De l’amour, mais surtout beaucoup d’humour
La page Instagram est une tentative de créer des liens au-delà de la temporalité de la manifestation, et par-delà les barrières sociales et confessionnelles. L’idée d’être unis par le mouvement de révolution semble romantique pour de nombreux Libanais. « Des couples se sont formés, je sais qu’il y en a trois ou quatre dont j’ai eu des nouvelles », confie la créatrice de « Thawracrushesofficial ».
Jana est une de ces personnes qui a rencontré son « thawra crush ». Interrogée par l’Orient-Le Jour, la jeune fille de 17 ans raconte avoir eu le coup de foudre pour un jeune manifestant à Tripoli puis l’avoir perdu de vue : « Je suis si heureuse d’avoir envoyé sa photo sur le compte Instagram. Un de ses amis a commenté la photo avec le numéro, je l’ai contacté et maintenant nous nous fréquentons depuis 4 mois ». La première rencontre entre les deux tourtereaux, forcément, colle au thème : « C’était à Tripoli sur la place al-Nour à la Thawra ! »

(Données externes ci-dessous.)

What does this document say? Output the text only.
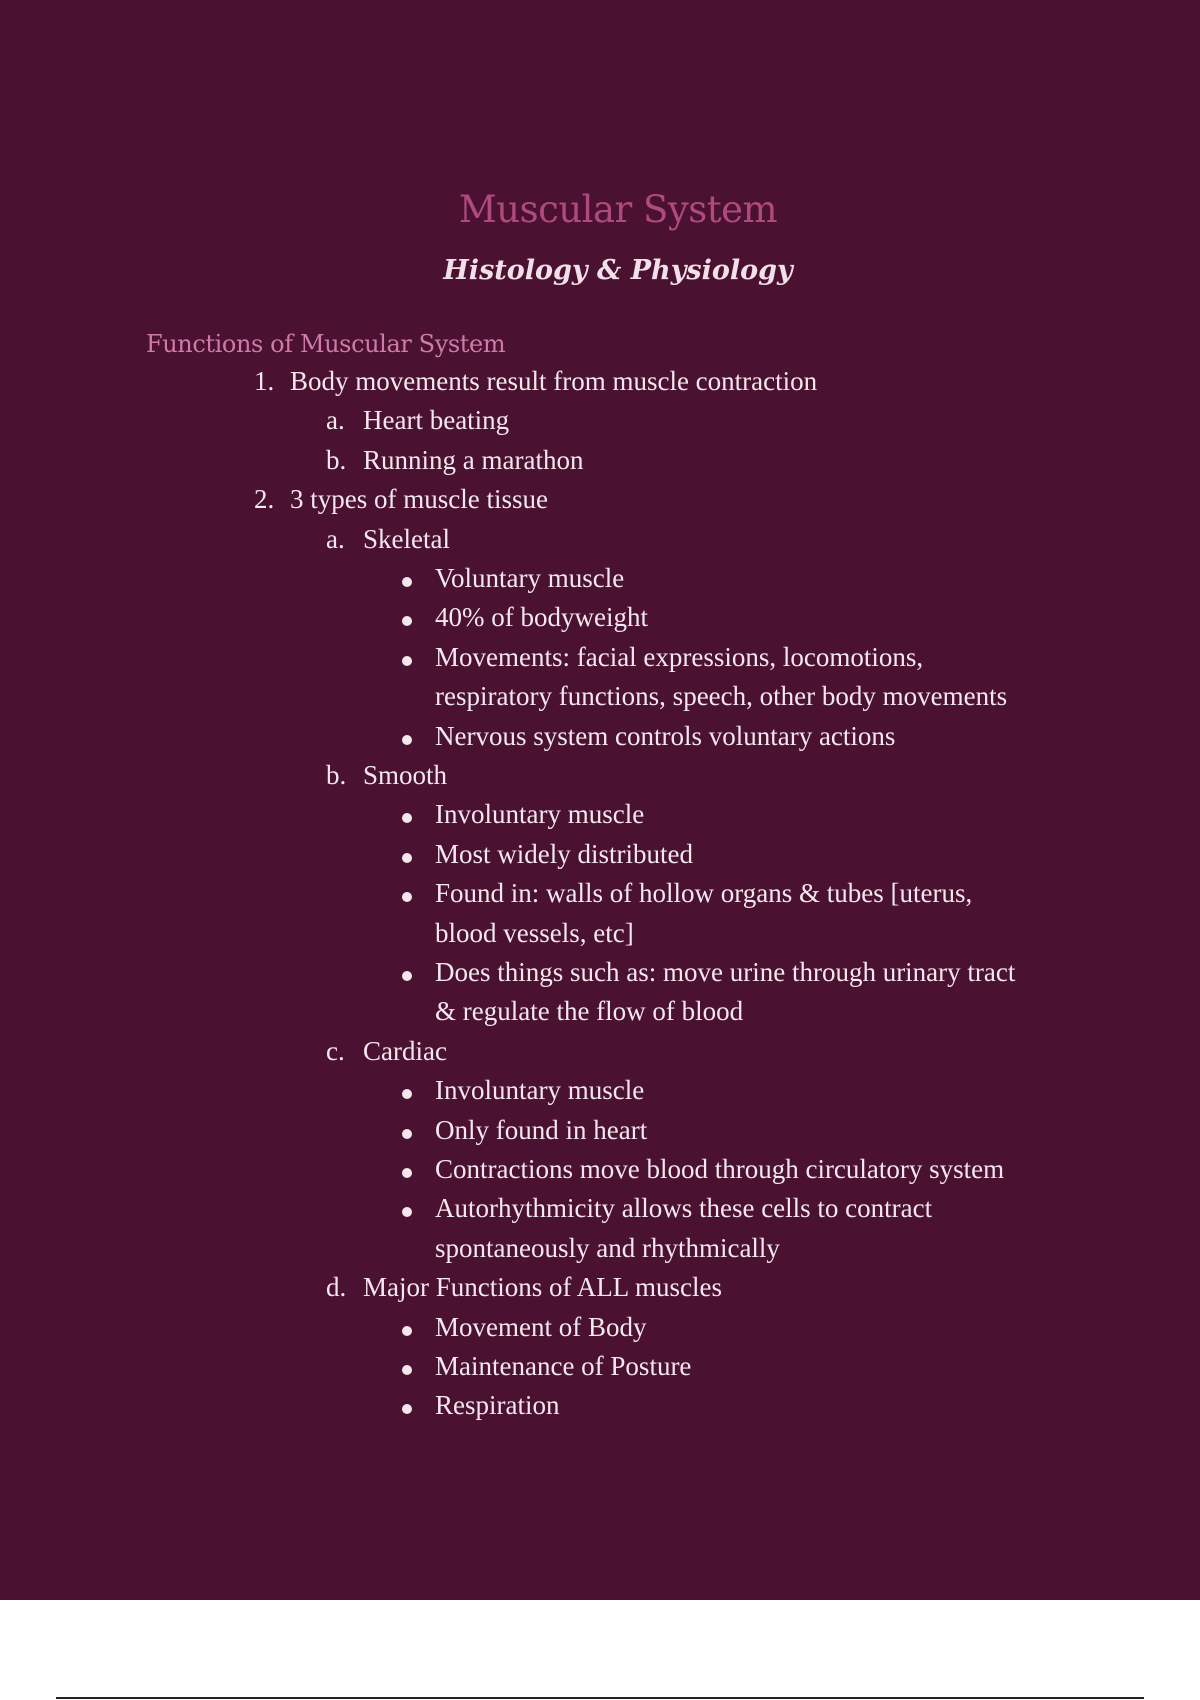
Muscular System
Histology & Physiology
Functions of Muscular System
1. Body movements result from muscle contraction
a. Heart beating
b. Running a marathon
2. 3 types of muscle tissue
a. Skeletal
Voluntary muscle
40% of bodyweight
Movements: facial expressions, locomotions,
respiratory functions, speech, other body movements
Nervous system controls voluntary actions
b. Smooth
Involuntary muscle
Most widely distributed
Found in: walls of hollow organs & tubes [uterus,
blood vessels, etc]
Does things such as: move urine through urinary tract
& regulate the flow of blood
c. Cardiac
Involuntary muscle
Only found in heart
Contractions move blood through circulatory system
Autorhythmicity allows these cells to contract
spontaneously and rhythmically
d. Major Functions of ALL muscles
Movement of Body
Maintenance of Posture
Respiration
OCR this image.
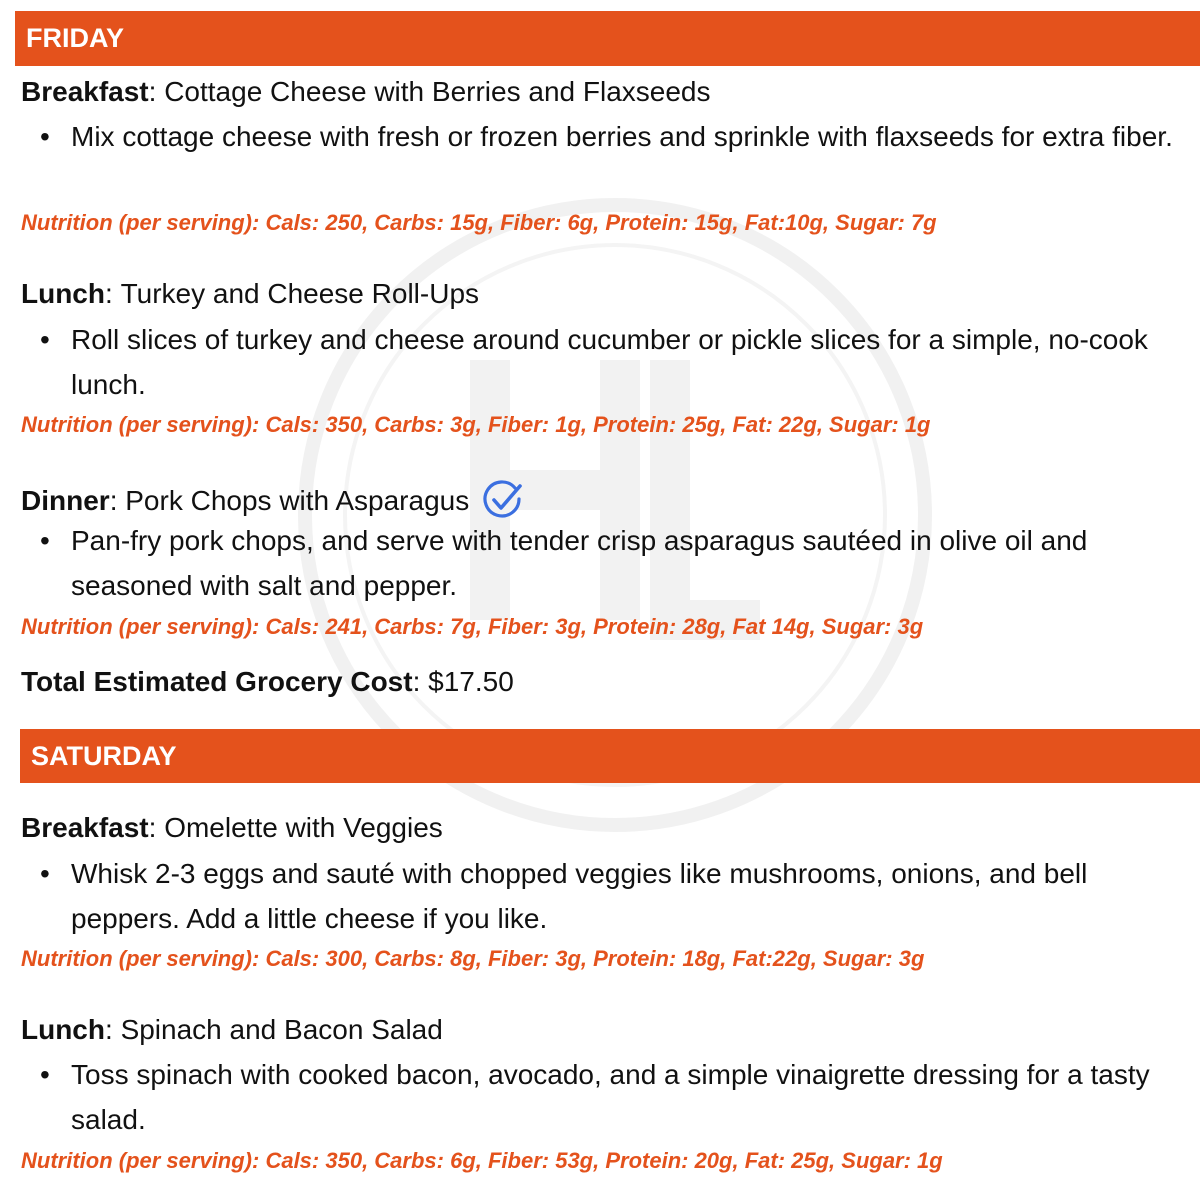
FRIDAY
Breakfast : Cottage Cheese with Berries and Flaxseeds
• Mix cottage cheese with fresh or frozen berries and sprinkle with flaxseeds for extra fiber.
Nutrition (per serving): Cals: 250, Carbs: 15g, Fiber: 6g, Protein: 15g, Fat:10g, Sugar: 7g
Lunch : Turkey and Cheese Roll-Ups
• Roll slices of turkey and cheese around cucumber or pickle slices for a simple, no-cook lunch.
Nutrition (per serving): Cals: 350, Carbs: 3g, Fiber: 1g, Protein: 25g, Fat: 22g, Sugar: 1g
Dinner : Pork Chops with Asparagus
• Pan-fry pork chops, and serve with tender crisp asparagus sautéed in olive oil and seasoned with salt and pepper.
Nutrition (per serving): Cals: 241, Carbs: 7g, Fiber: 3g, Protein: 28g, Fat 14g, Sugar: 3g
Total Estimated Grocery Cost: $17.50
SATURDAY
Breakfast : Omelette with Veggies
• Whisk 2-3 eggs and sauté with chopped veggies like mushrooms, onions, and bell peppers. Add a little cheese if you like.
Nutrition (per serving): Cals: 300, Carbs: 8g, Fiber: 3g, Protein: 18g, Fat:22g, Sugar: 3g
Lunch : Spinach and Bacon Salad
• Toss spinach with cooked bacon, avocado, and a simple vinaigrette dressing for a tasty salad.
Nutrition (per serving): Cals: 350, Carbs: 6g, Fiber: 53g, Protein: 20g, Fat: 25g, Sugar: 1g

Mais la page ne se limite pas à être la plateforme de l’amour entre révolutionnaires : elle sait se tourner en dérision, comme l’affirmait le tout premier post du concept : « donne-moi ton numéro, c’est juste pour pouvoir te réveiller pour la prochaine manifestation ». De nombreux utilisateurs utilisent le compte pour poster des photos de leurs amis ou détourner le concept. À l’image de la soprano libanaise Mona Hallab, qui a envoyé ce mercredi une photo d’elle-même, accompagnée de la légende : « Personne n’a mis ma photo, donc je vais la mettre moi-même ». À défaut de trouver son âme sœur, « Thawracrushesofficial » permet aux Libanais d’exprimer leur sens de l’humour.
La question de la vie privée
« Thawracrushesofficial » est directement inspiré de la page « Thawracrushes » créée le 20 octobre 2019 sur Instagram, et désormais supprimée, mais qui avait connu son heure de gloire au début de la révolution. La page avait été pointée du doigt comme encourageant le harcèlement. Et pour cause : les visages des personnes sont mis en ligne sans leur consentement, et leurs comptes Instagram personnels sont identifiés publiquement. Interrogé par L’Orient Le Jour à propos du respect de la vie privée, la créatrice de « Thawracrushesofficial » exprime sa vision des choses : « Je ne pense pas qu’il y ait un problème de vie privée : si quelqu'un va manifester, beaucoup de gens vont le voir donc c’est un peu pareil d’être posté sur Instagram. Mais si une personne le souhaite, elle peut me contacter et je retire alors la photo où elle apparaît. »
Une démarche qui demeure discutable. « Thawracrushesofficial » a toutefois le mérite d’apporter un vent de légèreté dans le tumulte de la révolution libanaise.